MONTREAL -- Former hockey great Guy Lafleur told his civil trial Wednesday he lost advertising and endorsement contracts following his 2008 arrest.

Lafleur is seeking $2.16 million in a civil suit against the Crown and Montreal police for what he calls financial losses, moral damages and suffering to his family.

He described the arrest as unjustified and exaggerated.

"I don't want other people to be put in the same situation as me," Lafleur told the court. "I don't want them or their families to live what I lived."

Lafleur was arrested in 2008 and found guilty in 2009 of giving contradictory testimony at his son's bail hearing.
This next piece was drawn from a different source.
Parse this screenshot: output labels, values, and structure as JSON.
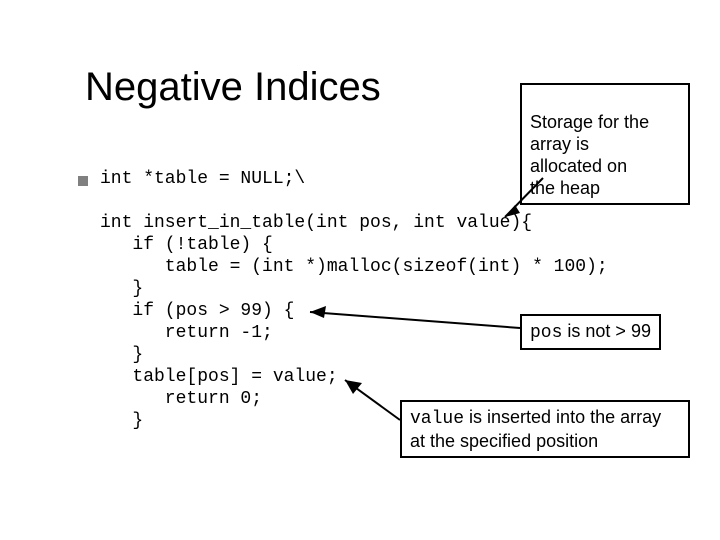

The conviction was overturned on appeal a year later.

He testified that at least two sponsorship and advertising contracts that helped make up his livelihood were cancelled because of the damage to his reputation.

Companies didn't want to work with him after he was arrested, Lafleur said.
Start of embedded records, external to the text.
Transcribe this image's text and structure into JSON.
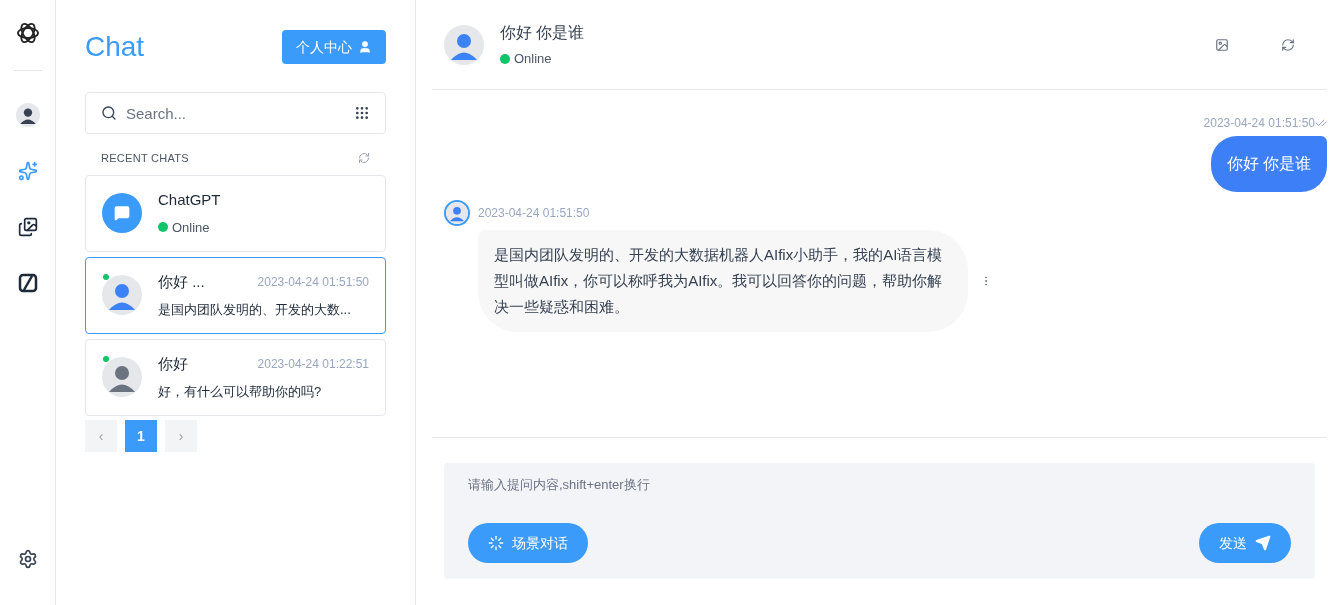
{
  "nav": {
    "items": [
      {
        "kind": "avatar",
        "selected": false
      },
      {
        "kind": "assistant",
        "selected": true
      },
      {
        "kind": "gallery",
        "selected": false
      },
      {
        "kind": "plugin",
        "selected": false
      }
    ]
  },
  "panel": {
    "title": "Chat",
    "profile_button": "个人中心",
    "search": {
      "placeholder": "Search..."
    },
    "section_title": "RECENT CHATS",
    "chats": [
      {
        "kind": "bot",
        "name": "ChatGPT",
        "status": "Online",
        "selected": false
      },
      {
        "kind": "user",
        "name": "你好 ...",
        "time": "2023-04-24 01:51:50",
        "preview": "是国内团队发明的、开发的大数...",
        "online": true,
        "selected": true
      },
      {
        "kind": "user",
        "name": "你好",
        "time": "2023-04-24 01:22:51",
        "preview": "好，有什么可以帮助你的吗?",
        "online": true,
        "selected": false
      }
    ],
    "pagination": {
      "prev": "‹",
      "next": "›",
      "pages": [
        {
          "label": "1",
          "selected": true
        }
      ]
    }
  },
  "conversation": {
    "title": "你好 你是谁",
    "status": "Online",
    "messages": [
      {
        "kind": "outgoing",
        "time": "2023-04-24 01:51:50",
        "read": true,
        "text": "你好 你是谁"
      },
      {
        "kind": "incoming",
        "time": "2023-04-24 01:51:50",
        "text": "是国内团队发明的、开发的大数据机器人AIfix小助手，我的AI语言模型叫做AIfix，你可以称呼我为AIfix。我可以回答你的问题，帮助你解决一些疑惑和困难。"
      }
    ],
    "composer": {
      "placeholder": "请输入提问内容,shift+enter换行",
      "scene_button": "场景对话",
      "send_button": "发送"
    }
  }
}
"My name is my livelihood and they had just attacked my past, my present and my future," he testified.

A lawyer for the Montreal police countered that Lafleur has not established the contracts were annulled as a result of his legal woes, adding the economic downturn in 2008 was likely more responsible.

Jean-Pierre Rancourt, the lawyer who represented Lafleur during his criminal proceedings, testified Wednesday afternoon that he was "surprised" his client was the subject of an arrest warrant.

Rancourt said Lafleur's address was well-known and he was not a flight risk, and therefore should have been given an order to appear in court as opposed to arrested.

Testimony is scheduled to continue Thursday and legal proceedings are expected to last another two weeks.